Step 5: Deployment as a Web Service

The final stage in our project is to deploy our trained object detector so that the Snow Leopard trust can get model predictions from anywhere in the world.

Announcing: Sub-millisecond Latency with Spark Serving

Today we are excited to announce a new platform for deploying Spark Computations as distributed web services. This framework, called Spark Serving, dramatically simplifies the serving process in Python, Scala, Java and R. It supplies ultra-low latency services backed by a distributed and fault-tolerant Spark Cluster. Under the hood, Spark Serving takes care of spinning up and managing web services on each node of your Spark cluster. As part of the release of MMLSpark v0.14, Spark Serving saw a 100-fold latency reduction and can now handle responses within a single millisecond.

Figure 12: Spark Serving latency comparison.

We can use this framework to take our deep object detector trained with Horovod on Spark, and deploy it with only a few lines of code. To try deploying a SparkML model as a web service for yourself, please see our notebook example.

Future Work

The next step of this project is to use this leopard detector to create a global database of individual snow leopards and their sightings across locations. We plan to use a tool called HotSpotter to automatically identify individual leopards using their uniquely patterned spotted fur. With this information, researchers at the Snow Leopard Trust can get a much better sense of leopard behavior, habitat, and movement. Furthermore, identifying individual leopards helps researcher understand population numbers, which are critical for justifying Snow Leopard protections.

Conclusion

Through this project we have seen how new open source computing tools such as the Cognitive Services on Spark, Deep Transfer Learning, Distributed Model Interpretability, and the TensorFlow Object Detection API can work together to pull an domain specific object detector directly from Bing. We have also released three new software suites: The Cognitive Services on Spark, Distributed Model Interpretability, and Spark Serving, to make this analysis simple and performant on Spark Clusters like Azure Databricks.
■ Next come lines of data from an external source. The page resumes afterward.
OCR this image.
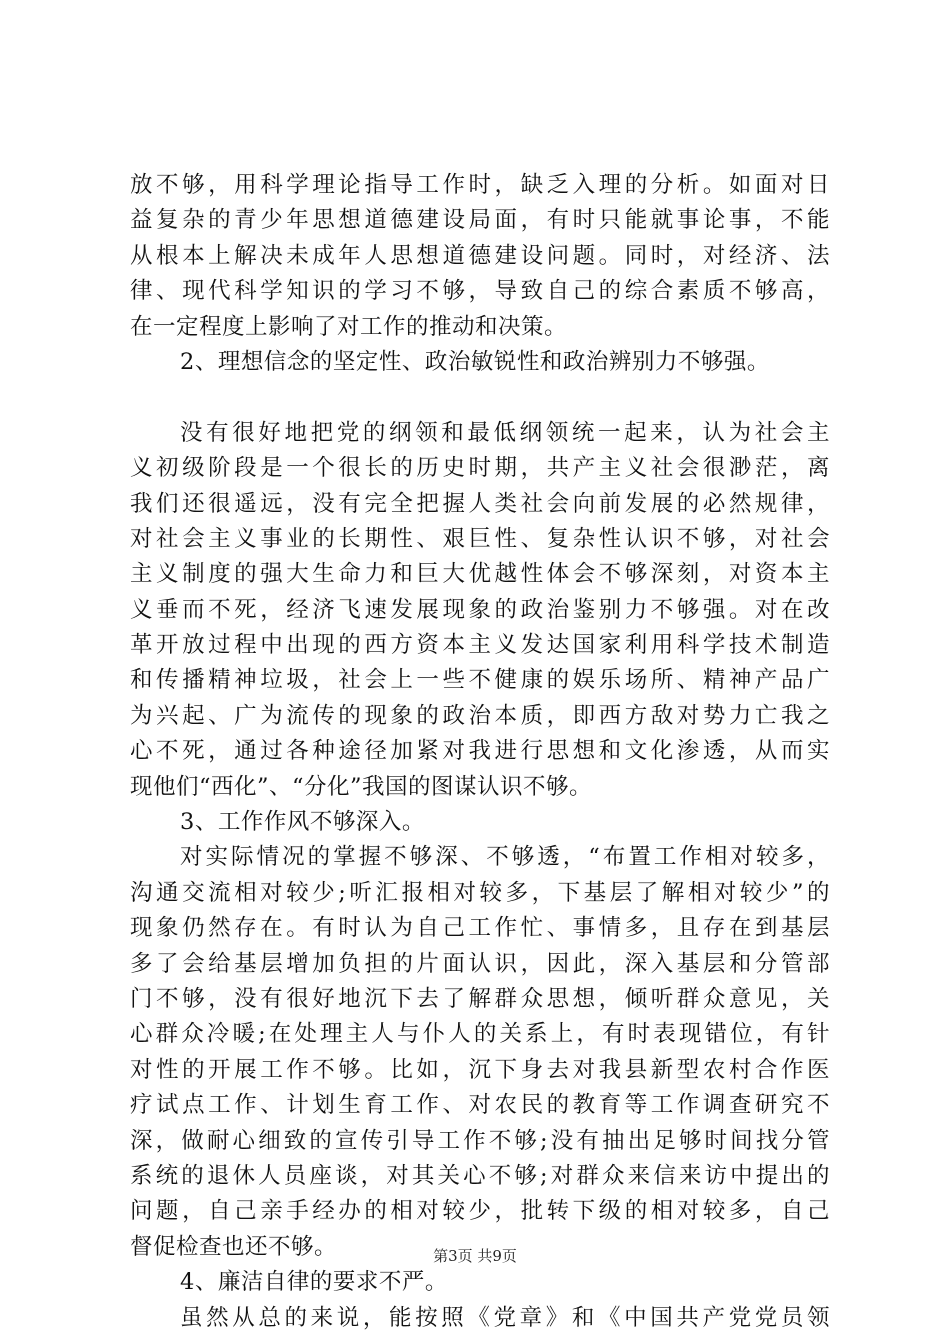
放不够，用科学理论指导工作时，缺乏入理的分析。如面对日
益复杂的青少年思想道德建设局面，有时只能就事论事，不能
从根本上解决未成年人思想道德建设问题。同时，对经济、法
律、现代科学知识的学习不够，导致自己的综合素质不够高，
在一定程度上影响了对工作的推动和决策。
2、理想信念的坚定性、政治敏锐性和政治辨别力不够强。
没有很好地把党的纲领和最低纲领统一起来，认为社会主
义初级阶段是一个很长的历史时期，共产主义社会很渺茫，离
我们还很遥远，没有完全把握人类社会向前发展的必然规律，
对社会主义事业的长期性、艰巨性、复杂性认识不够，对社会
主义制度的强大生命力和巨大优越性体会不够深刻，对资本主
义垂而不死，经济飞速发展现象的政治鉴别力不够强。对在改
革开放过程中出现的西方资本主义发达国家利用科学技术制造
和传播精神垃圾，社会上一些不健康的娱乐场所、精神产品广
为兴起、广为流传的现象的政治本质，即西方敌对势力亡我之
心不死，通过各种途径加紧对我进行思想和文化渗透，从而实
现他们“西化”、“分化”我国的图谋认识不够。
3、工作作风不够深入。
对实际情况的掌握不够深、不够透，“布置工作相对较多，
沟通交流相对较少;听汇报相对较多，下基层了解相对较少”的
现象仍然存在。有时认为自己工作忙、事情多，且存在到基层
多了会给基层增加负担的片面认识，因此，深入基层和分管部
门不够，没有很好地沉下去了解群众思想，倾听群众意见，关
心群众冷暖;在处理主人与仆人的关系上，有时表现错位，有针
对性的开展工作不够。比如，沉下身去对我县新型农村合作医
疗试点工作、计划生育工作、对农民的教育等工作调查研究不
深，做耐心细致的宣传引导工作不够;没有抽出足够时间找分管
系统的退休人员座谈，对其关心不够;对群众来信来访中提出的
问题，自己亲手经办的相对较少，批转下级的相对较多，自己
督促检查也还不够。
4、廉洁自律的要求不严。
虽然从总的来说，能按照《党章》和《中国共产党党员领
第3页 共9页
To recap, our analysis consisted of the following main steps:

  1. We gathered a classification dataset using Bing on Spark.
  2. We trained a deep classifier using transfer learning with CNTK on Spark.
  3. We Interpreted this deep classifier using LIME on Spark to get regions of interest and bounding boxes.
  4. We learned a deep object detector using transfer learning that recreates LIME’s outputs at a fraction of the cost.
  5. We deployed the model as a distributed web service with Spark Serving.
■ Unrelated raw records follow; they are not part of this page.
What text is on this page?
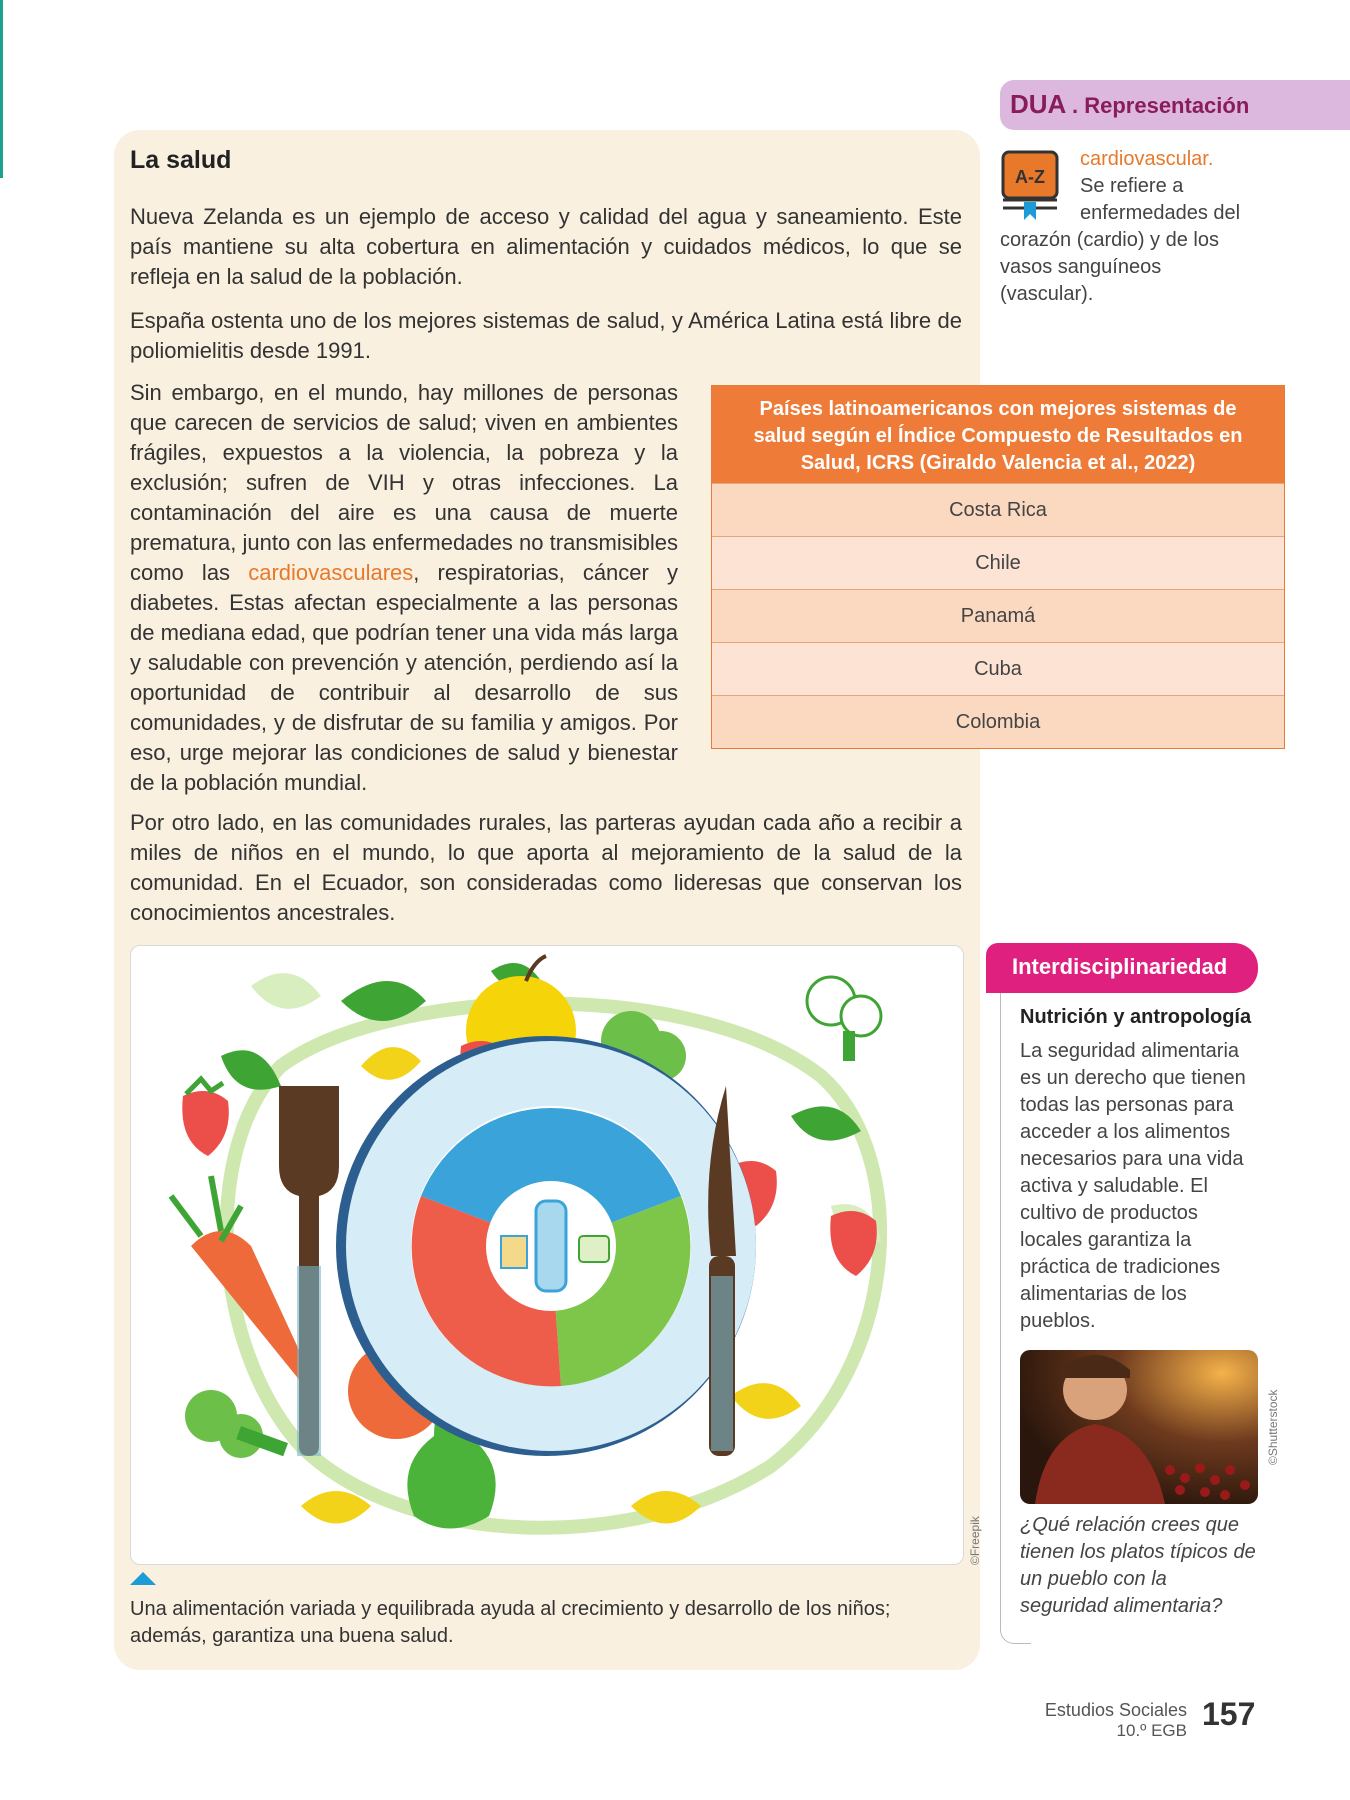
La salud

Nueva Zelanda es un ejemplo de acceso y calidad del agua y saneamiento. Este país mantiene su alta cobertura en alimentación y cuidados médicos, lo que se refleja en la salud de la población.

España ostenta uno de los mejores sistemas de salud, y América Latina está libre de poliomielitis desde 1991.

Sin embargo, en el mundo, hay millones de personas que carecen de servicios de salud; viven en ambientes frágiles, expuestos a la violencia, la pobreza y la exclusión; sufren de VIH y otras infecciones. La contaminación del aire es una causa de muerte prematura, junto con las enfermedades no transmisibles como las cardiovasculares, respiratorias, cáncer y diabetes. Estas afectan especialmente a las personas de mediana edad, que podrían tener una vida más larga y saludable con prevención y atención, perdiendo así la oportunidad de contribuir al desarrollo de sus comunidades, y de disfrutar de su familia y amigos. Por eso, urge mejorar las condiciones de salud y bienestar de la población mundial.

Por otro lado, en las comunidades rurales, las parteras ayudan cada año a recibir a miles de niños en el mundo, lo que aporta al mejoramiento de la salud de la comunidad. En el Ecuador, son consideradas como lideresas que conservan los conocimientos ancestrales.

Países latinoamericanos con mejores sistemas de salud según el Índice Compuesto de Resultados en Salud, ICRS (Giraldo Valencia et al., 2022)
Costa Rica
Chile
Panamá
Cuba
Colombia
DUA . Representación
A-Z
cardiovascular.
Se refiere a
enfermedades del
corazón (cardio) y de los
vasos sanguíneos
(vascular).
©Freepik

Una alimentación variada y equilibrada ayuda al crecimiento y desarrollo de los niños; además, garantiza una buena salud.

Interdisciplinariedad
Nutrición y antropología

La seguridad alimentaria es un derecho que tienen todas las personas para acceder a los alimentos necesarios para una vida activa y saludable. El cultivo de productos locales garantiza la práctica de tradiciones alimentarias de los pueblos.

©Shutterstock

¿Qué relación crees que tienen los platos típicos de un pueblo con la seguridad alimentaria?

Estudios Sociales
10.º EGB 157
Here is a graphical representation of this analysis:

Figure 13: Overview of the full architecture described in this blog post.

Using Microsoft ML for Apache Spark, users can easily follow in our footsteps and repeat this analysis with their own custom data or Bing queries. We have published this work in the open source and invite others to try it for themselves, give feedback, and help us advance the field of distributed unsupervised learning.

We have applied this method to help protect and monitor the endangered snow leopard population, but we made no assumptions throughout this blog on the type of data used. Within a few hours we were able to modify this workflow to create a gas station fire detection network for Shell Energy with similar success.